- SelectQuote priced upsized 28.5 mln share IPO at $20, above the $17-$19 expected price range. The IPO was originally expected to consist of 25.0 mln shares. In all, the deal raised $570 mln in total gross proceeds.
- The lead underwriters on the deal were Credit Suisse, Morgan Stanley, Evercore ISI, RBC Capital Markets, Barclays, Citigroup, and Jefferies.
SelectQuote’s offering is the latest sign of thawing in the IPO market, which was shut to most companies when the coronavirus outbreak fueled weeks of stock market volatility in March and April. Only a handful of biotechnology and blank-check companies went ahead with IPOs during this period.
Since late February, the Cboe Volatility Index , known as Wall Street’s fear gauge, has been above the 20-point threshold that most IPO hopefuls monitor to gauge investor jitters. But it has trended downwards in recent weeks, giving some companies confidence to test the market.
SelectQuote allows consumers to compare insurance policies for life, auto and home insurance from providers including American International Group (AIG), Prudential Financial Inc (PRU) and Liberty Mutual.
The biggest IPO by a company that is neither a biotechnology firm nor special purpose acquisition company since the onset of the pandemic was by Chinese cloud computing company Kingsoft Cloud Holdings Ltd (KC), which raised $510 million in its U.S. stock market debut earlier this month.
Overland Park, Kansas-based SelectQuote said it sold 18 million shares as planned, and existing shareholders sold 10.5 million shares, up from 7 million, at $20 each as part of the IPO. The company had set a target range of between $17 and $19 per share.
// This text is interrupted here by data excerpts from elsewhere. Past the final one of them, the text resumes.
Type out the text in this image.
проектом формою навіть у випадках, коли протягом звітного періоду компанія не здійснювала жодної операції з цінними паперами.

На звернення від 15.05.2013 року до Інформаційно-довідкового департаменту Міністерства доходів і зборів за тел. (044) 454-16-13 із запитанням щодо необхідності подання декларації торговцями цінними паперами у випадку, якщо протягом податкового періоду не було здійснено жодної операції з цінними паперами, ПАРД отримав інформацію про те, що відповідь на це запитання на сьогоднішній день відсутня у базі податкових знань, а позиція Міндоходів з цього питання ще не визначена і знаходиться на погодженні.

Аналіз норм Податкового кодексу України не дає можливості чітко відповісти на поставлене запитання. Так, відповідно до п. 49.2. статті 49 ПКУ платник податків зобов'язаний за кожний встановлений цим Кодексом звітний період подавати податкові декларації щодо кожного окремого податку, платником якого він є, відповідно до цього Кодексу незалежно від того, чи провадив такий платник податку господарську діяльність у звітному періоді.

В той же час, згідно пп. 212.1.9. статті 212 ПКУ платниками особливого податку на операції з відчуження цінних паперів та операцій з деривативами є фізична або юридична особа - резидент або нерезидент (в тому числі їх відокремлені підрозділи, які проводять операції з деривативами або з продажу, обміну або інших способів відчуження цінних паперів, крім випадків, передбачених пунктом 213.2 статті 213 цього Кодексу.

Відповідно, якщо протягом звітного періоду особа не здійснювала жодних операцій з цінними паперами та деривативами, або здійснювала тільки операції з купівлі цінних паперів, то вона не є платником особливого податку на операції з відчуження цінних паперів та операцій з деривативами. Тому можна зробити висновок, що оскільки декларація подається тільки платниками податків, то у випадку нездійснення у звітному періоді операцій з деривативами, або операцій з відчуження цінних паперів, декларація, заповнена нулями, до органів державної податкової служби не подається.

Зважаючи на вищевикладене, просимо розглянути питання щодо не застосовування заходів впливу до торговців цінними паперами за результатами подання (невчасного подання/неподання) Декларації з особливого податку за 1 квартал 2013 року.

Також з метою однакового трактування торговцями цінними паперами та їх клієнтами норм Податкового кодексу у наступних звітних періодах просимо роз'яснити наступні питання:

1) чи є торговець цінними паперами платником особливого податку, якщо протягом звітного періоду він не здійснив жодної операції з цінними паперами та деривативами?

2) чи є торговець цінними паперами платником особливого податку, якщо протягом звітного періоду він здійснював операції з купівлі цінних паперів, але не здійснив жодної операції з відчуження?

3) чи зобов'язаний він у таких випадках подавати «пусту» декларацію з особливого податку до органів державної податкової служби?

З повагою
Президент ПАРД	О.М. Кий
The IPO valued SelectQuote at $3.25 billion. The pricing of the IPO was brought forward by a day on the back of strong investor demand. Shares of SelectQuote peer EverQuote Inc (EVER) hit a record high earlier this month, after the company increased its full-year revenue and adjusted EBITDA forecast. EverQuote also said it expects the virus outbreak to accelerate the digitization of the insurance industry. While using websites to compare and buy insurance products is commonplace around the world, the U.S. insurance industry has been slower to embrace technology as means of bypassing traditional insurance brokers.
For the nine months to the end of March, SelectQuote posted $390.1 million in revenue, up almost 50% year on year while net income edged up 2.4% to $61.1 million.